The integration of artificial intelligence (AI) into software products has exploded. According to research from Gartner, before 2023, approximately 2,300 AI products had been developed. In 2023 alone, more than double that amount came to market. This growth is unsurprising, considering that 92% of businesses surveyed by Gartner said they were investing in AI tools in 2024. Many business recognize that a failure to leverage the benefits of AI could leave them at a significant competitive disadvantage compared to their AI-adopting peers.
This rapid expansion has brought copyright challenges to the forefront of AI integration. Behind the scenes—and sometimes in the headlines—software companies are grappling with two critical issues: using customer data to train AI models and protecting users from potential infringement and privacy claims arising from AI-generated content. These challenges are forcing companies to revisit and revise their terms of service agreements, giving rise to various legal and business implications.
The AI Data Dilemma
Let’s begin by addressing the “why” behind companies pushing to capture more user data to train AI systems. Simply put, the demand for high-quality, diverse data to train AI has skyrocketed. Initially, companies relied heavily on publicly available data from the Internet to feed their AI models. However, this resource is not limitless.
This is why many software companies are trying to leverage non-personally identifying data created by their users—data that is often more current, relevant, and tailored to their specific applications than what is publicly available elsewhere. This shift towards leveraging user data has, for many companies, become a competitive necessity in the race to develop more sophisticated and accurate AI systems.
However, this pivot is not without its challenges. It raises significant copyright concerns and pushes the boundaries of what users might expect when they agree to a company’s terms of service—terms that few people thoroughly read. As we’ll explore, companies must navigate these challenges carefully, balancing their need for training data with the necessity of maintaining user trust and complying with privacy and copyright laws.
Potential Copyright Issues in AI Training
As recently reported by The New York Times, tech giants like Adobe, Google, Snap, and Meta have updated their terms of service to explicitly allow the use of user-generated content in training their AI models. While this approach aims to solve the data scarcity problem, it is not without controversy.
For example, Adobe faced backlash in 2023 from its user base of creative professionals after updating its terms of service. Users expressed concern that, as a result of the changes, Adobe was trying to claim rights to their intellectual property for AI training purposes. This outcry forced Adobe to quickly clarify its intentions and promise a rewrite of the terms in clearer language, which resulted in an explicit statement that Adobe “will not use your Local or Cloud Content to train generative AI.”

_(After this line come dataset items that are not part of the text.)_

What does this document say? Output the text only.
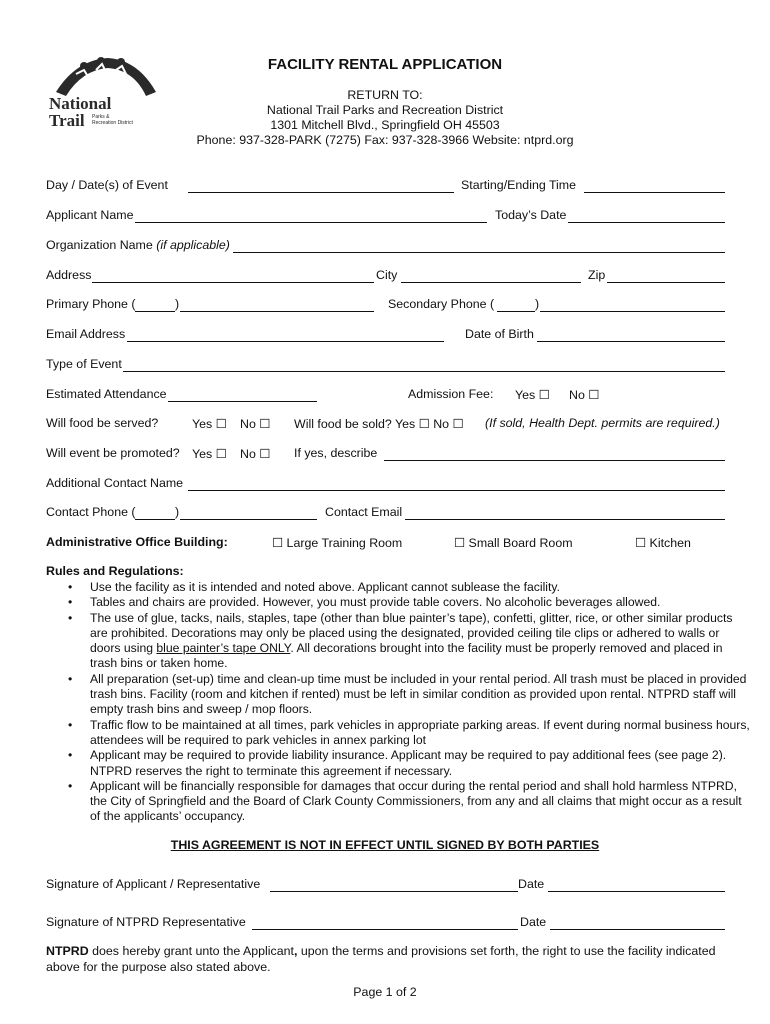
National
Trail Parks &
Recreation District
FACILITY RENTAL APPLICATION
RETURN TO:
National Trail Parks and Recreation District
1301 Mitchell Blvd., Springfield OH 45503
Phone: 937-328-PARK (7275) Fax: 937-328-3966 Website: ntprd.org
Day / Date(s) of Event	Starting/Ending Time
Applicant Name	Today’s Date
Organization Name (if applicable)
Address	City	Zip
Primary Phone (	)	Secondary Phone (	)
Email Address	Date of Birth
Type of Event
Estimated Attendance	Admission Fee: Yes ☐ No ☐
Will food be served?	Yes ☐ No ☐ Will food be sold? Yes ☐ No ☐ (If sold, Health Dept. permits are required.)
Will event be promoted? Yes ☐ No ☐ If yes, describe
Additional Contact Name
Contact Phone (	)	Contact Email
Administrative Office Building:	☐ Large Training Room	☐ Small Board Room	☐ Kitchen
Rules and Regulations:
• Use the facility as it is intended and noted above. Applicant cannot sublease the facility.
• Tables and chairs are provided. However, you must provide table covers. No alcoholic beverages allowed.
• The use of glue, tacks, nails, staples, tape (other than blue painter’s tape), confetti, glitter, rice, or other similar products are prohibited. Decorations may only be placed using the designated, provided ceiling tile clips or adhered to walls or doors using blue painter’s tape ONLY. All decorations brought into the facility must be properly removed and placed in trash bins or taken home.
• All preparation (set-up) time and clean-up time must be included in your rental period. All trash must be placed in provided trash bins. Facility (room and kitchen if rented) must be left in similar condition as provided upon rental. NTPRD staff will empty trash bins and sweep / mop floors.
• Traffic flow to be maintained at all times, park vehicles in appropriate parking areas. If event during normal business hours, attendees will be required to park vehicles in annex parking lot
• Applicant may be required to provide liability insurance. Applicant may be required to pay additional fees (see page 2). NTPRD reserves the right to terminate this agreement if necessary.
• Applicant will be financially responsible for damages that occur during the rental period and shall hold harmless NTPRD, the City of Springfield and the Board of Clark County Commissioners, from any and all claims that might occur as a result of the applicants’ occupancy.
THIS AGREEMENT IS NOT IN EFFECT UNTIL SIGNED BY BOTH PARTIES
Signature of Applicant / Representative	Date
Signature of NTPRD Representative	Date
NTPRD does hereby grant unto the Applicant, upon the terms and provisions set forth, the right to use the facility indicated above for the purpose also stated above.
Page 1 of 2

However, that is not the approach being taken by many other companies. While Adobe chose to explicitly exclude user content from AI training, other tech giants have moved in the opposite direction. For example, per The New York Times, Meta “announced last September that the new version of its large language model was trained on user data that its previous iteration had not been trained on.”
These contrasting approaches highlight an important question in the AI era: Is it legal to use user-generated content for AI training? The answer, like most legal issues, is not cut and dry. The fair use doctrine in U.S. copyright law may offer some protection for companies training AI models, but its application in this context is evolving and largely untested. Proponents argue that AI training is transformative and does not create derivative works, potentially qualifying as fair use. Others assert that this use of customer data is primarily commercial in nature, weighing against fair use. Also, if AI outputs closely mimic training data, it could infringe copyrights. This legal uncertainty puts software companies in a precarious position as they balance innovation with potential liability. Given the potential gains from AI, many companies may be willing to bear copyright infringement risks that flow from their use of user data.
Potential Privacy Issues in AI Training
While most companies take affirmative steps to comply with privacy laws and regulations as they collect, store, and use customer data internally, special attention must be given to compliance with those laws and regulations for any customer data shared with third-party AI platforms that are outside the companies’ control. To the extent personally identifying information or any other customer data subject to applicable state and federal privacy laws and regulations is shared with an external AI platform for training or other purposes, appropriate safeguards and disclosures must be made to ensure compliance.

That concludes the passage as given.